Updated on 2025-12-10 GMT+08:00

Accessing OBS Using Flink Through Guardian

After Guardian is interconnected with OBS by referring to Disabling Ranger OBS Path Authentication for Guardian or Enabling Ranger OBS Path Authentication for Guardian, you can access the OBS parallel file system and run jobs in a Flink job. This section describes how to submit a Flink WordCount job.

Prerequisites

  • Before interconnecting Flink with OBS, ensure that YARN is connected to OBS as Flink jobs run on YARN.
  • The provided OBS parallel file system name/file name must include the full directory hierarchy.
  • If you interconnected Guardian with OBS by referring to Enabling Ranger OBS Path Authentication for Guardian, ensure that you have the read and write permissions on the OBS path in Ranger. For details about how to obtain the permissions, see Ranger Permission Configuration.

Interconnecting Flink with OBS

  1. Log in to the Flink client installation node as the client installation user.
  2. Run the following command to initialize environment variables:

    source Client installation directory/bigdata_env

  3. Configure the Flink client.
  4. Start the session.

    • Normal cluster (Kerberos authentication disabled)
      yarn-session.sh -nm "session-name" -d
    • Security cluster (Kerberos authentication enabled)
      • If the paths of the flink.keystore and flink.truststore files are relative ones:

        Run the following command in the directory at the same level as the ssl directory to start the session. ssl/ is a relative path.

        Switch to the conf directory.

        cd Client installation directory/Flink/flink/conf

        Start a session.

        yarn-session.sh -t ssl/ -nm "session-name" -d

        The session starts successfully.

        ...
        Cluster started: Yarn cluster with application id application_1624937999496_0017
        JobManager Web Interface: http://192.168.1.150:32261
      • If the paths of the flink.keystore and flink.truststore files are absolute ones, run the following commands to start a session:

        Switch to the conf directory.

        cd Client installation directory/Flink/flink/conf

        Start a session.

        yarn-session.sh -nm "session-name" -d

  5. If Kerberos authentication is enabled for the cluster, run the following command to authenticate the user. Skip this step if Kerberos authentication is disabled.

    kinit Username

  6. Add the target OBS file system to the Flink CLI and execute the analysis program.

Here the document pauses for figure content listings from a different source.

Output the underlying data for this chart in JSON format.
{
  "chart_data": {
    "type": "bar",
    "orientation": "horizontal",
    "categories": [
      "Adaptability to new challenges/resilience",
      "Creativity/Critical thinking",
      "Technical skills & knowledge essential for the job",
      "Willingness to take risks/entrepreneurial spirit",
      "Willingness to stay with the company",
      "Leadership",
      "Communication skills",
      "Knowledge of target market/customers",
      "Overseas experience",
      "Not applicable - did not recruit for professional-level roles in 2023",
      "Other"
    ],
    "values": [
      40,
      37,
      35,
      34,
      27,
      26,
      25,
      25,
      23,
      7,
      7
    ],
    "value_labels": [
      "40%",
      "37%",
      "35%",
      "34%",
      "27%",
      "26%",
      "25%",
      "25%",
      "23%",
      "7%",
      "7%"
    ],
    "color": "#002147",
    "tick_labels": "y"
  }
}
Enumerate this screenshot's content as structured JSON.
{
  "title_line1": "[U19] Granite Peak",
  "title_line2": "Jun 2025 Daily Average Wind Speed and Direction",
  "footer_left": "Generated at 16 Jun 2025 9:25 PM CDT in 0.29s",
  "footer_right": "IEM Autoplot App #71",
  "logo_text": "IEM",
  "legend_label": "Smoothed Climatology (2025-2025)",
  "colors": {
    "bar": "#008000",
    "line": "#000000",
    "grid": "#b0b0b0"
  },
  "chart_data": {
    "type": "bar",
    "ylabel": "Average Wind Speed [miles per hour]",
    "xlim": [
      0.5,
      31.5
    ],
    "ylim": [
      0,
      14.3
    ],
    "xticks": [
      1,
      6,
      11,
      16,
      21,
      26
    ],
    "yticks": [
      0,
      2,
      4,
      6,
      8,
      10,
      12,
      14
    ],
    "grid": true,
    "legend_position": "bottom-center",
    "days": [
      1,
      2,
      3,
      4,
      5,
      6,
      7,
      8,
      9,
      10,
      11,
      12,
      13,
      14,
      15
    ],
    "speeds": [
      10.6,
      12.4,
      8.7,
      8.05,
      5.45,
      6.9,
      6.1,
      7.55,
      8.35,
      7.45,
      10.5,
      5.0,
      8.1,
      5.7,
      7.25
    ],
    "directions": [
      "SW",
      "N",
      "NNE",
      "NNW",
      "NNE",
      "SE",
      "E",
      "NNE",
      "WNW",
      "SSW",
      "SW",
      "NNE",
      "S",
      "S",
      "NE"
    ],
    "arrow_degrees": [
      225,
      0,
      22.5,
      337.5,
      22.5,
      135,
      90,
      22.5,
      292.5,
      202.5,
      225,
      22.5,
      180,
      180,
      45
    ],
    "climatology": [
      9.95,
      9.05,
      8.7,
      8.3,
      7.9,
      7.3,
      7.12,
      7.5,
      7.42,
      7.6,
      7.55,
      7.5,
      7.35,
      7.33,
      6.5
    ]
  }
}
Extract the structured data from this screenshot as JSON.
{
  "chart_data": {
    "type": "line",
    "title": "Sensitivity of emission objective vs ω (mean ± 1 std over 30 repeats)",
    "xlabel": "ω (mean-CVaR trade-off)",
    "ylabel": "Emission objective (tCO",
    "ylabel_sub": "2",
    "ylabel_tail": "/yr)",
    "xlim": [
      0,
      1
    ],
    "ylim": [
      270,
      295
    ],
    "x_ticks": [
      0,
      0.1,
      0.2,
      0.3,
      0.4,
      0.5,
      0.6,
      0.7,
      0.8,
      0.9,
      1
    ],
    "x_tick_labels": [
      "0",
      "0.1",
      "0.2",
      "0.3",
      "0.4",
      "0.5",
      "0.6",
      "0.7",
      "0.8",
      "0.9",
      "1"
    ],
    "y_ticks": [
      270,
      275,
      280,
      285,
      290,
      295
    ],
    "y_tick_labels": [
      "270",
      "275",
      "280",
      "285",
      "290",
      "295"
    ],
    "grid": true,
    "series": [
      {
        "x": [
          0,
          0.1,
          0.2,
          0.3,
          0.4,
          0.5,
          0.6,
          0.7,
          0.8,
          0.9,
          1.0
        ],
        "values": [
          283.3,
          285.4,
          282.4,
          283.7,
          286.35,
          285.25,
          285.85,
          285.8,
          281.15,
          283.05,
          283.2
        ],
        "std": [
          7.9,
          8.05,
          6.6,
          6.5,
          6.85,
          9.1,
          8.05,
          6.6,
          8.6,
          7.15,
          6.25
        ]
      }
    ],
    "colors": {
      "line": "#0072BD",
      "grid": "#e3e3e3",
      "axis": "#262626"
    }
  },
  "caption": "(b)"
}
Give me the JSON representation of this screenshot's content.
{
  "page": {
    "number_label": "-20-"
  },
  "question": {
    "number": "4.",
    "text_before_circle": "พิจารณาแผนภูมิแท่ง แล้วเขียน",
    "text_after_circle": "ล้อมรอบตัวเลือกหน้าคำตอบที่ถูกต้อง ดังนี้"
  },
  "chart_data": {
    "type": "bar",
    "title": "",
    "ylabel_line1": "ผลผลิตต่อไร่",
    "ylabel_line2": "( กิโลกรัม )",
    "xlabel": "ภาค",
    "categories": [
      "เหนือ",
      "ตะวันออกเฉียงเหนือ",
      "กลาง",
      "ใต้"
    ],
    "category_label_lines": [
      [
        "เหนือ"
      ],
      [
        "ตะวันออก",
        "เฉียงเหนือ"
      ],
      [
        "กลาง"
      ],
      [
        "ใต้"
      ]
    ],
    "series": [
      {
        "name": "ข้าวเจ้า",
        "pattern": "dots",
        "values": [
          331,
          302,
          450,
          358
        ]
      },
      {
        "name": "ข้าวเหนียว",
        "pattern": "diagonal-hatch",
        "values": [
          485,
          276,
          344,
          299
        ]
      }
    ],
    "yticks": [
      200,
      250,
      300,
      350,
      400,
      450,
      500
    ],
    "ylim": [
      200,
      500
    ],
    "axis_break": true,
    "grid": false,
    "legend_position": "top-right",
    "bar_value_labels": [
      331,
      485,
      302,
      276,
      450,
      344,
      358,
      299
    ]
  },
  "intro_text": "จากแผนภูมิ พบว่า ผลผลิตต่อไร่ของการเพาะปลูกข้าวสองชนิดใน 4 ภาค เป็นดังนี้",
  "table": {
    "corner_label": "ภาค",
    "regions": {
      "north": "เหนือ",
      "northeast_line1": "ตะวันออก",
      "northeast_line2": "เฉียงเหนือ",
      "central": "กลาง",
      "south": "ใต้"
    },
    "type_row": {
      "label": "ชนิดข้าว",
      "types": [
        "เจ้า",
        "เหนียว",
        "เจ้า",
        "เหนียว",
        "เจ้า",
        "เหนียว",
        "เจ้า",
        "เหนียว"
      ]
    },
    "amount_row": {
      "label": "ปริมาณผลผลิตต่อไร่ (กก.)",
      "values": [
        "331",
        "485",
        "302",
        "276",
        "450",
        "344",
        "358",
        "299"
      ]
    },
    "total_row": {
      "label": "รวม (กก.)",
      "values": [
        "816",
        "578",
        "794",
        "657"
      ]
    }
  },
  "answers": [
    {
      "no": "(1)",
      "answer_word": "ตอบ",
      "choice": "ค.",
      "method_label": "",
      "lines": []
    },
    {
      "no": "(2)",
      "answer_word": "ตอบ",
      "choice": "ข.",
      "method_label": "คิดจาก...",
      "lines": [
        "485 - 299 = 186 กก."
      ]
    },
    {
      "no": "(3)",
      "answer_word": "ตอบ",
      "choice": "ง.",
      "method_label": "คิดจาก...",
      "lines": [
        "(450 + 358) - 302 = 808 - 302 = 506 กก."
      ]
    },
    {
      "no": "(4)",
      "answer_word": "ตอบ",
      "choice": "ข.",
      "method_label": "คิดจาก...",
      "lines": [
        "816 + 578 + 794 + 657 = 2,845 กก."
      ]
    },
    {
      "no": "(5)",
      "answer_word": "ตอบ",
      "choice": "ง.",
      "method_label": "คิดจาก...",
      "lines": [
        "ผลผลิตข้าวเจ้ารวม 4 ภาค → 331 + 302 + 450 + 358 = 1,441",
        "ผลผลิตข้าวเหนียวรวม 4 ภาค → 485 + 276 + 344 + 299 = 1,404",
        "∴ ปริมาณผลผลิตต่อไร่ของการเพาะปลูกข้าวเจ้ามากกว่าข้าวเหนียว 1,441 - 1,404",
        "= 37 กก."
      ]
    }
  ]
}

    1. Create the test file in the /tmp/test directory.
      echo -e 'test' >/tmp/test
    2. Create a directory for storing the test file in the OBS parallel file system.
      hdfs dfs -mkdir -p obs://Parallel file system name/tmp/flinkjob
    3. Upload the test file to the OBS parallel file system.
      hdfs dfs -put /tmp/test/ obs://Parallel file system name/tmp/flinkjob/
    4. Run WordCount.jar.
      flink run Client installation directory/Flink/flink/examples/batch/WordCount.jar -input obs://Parallel file system name/tmp/flinkjob/test -output obs://Parallel file system name/tmp/flinkjob/output

  7. Log in to the OBS console and check the execution result of WordCount.jar in the output path specified in 6.d.

Ranger Permission Configuration

  1. Log in to FusionInsight Manager of the MRS cluster.

    For details about how to log in to FusionInsight Manager, see Accessing MRS Manager.

  2. Choose System > Permission > User Group. On the displayed page, click Create User Group.
  3. Create a user group without a role, for example, obs_flink, and bind the user group to the corresponding user.
  4. Log in to the Ranger management page as user rangeradmin.
  5. On the home page, click component plug-in name OBS in the EXTERNAL AUTHORIZATION area.
  6. Click Add New Policy to add the Read and Write permissions on OBS paths to the user group created in 3. If there are no OBS paths, create one in advance. The OBS path cannot contain wildcard characters (*).

    Figure 1 Granting the Flink user group permissions for reading and writing OBS paths

    Before configuring permission policies for OBS paths on Ranger, ensure that the AccessLabel function has been enabled for OBS. For how to enable it, contact OBS O&M personnel.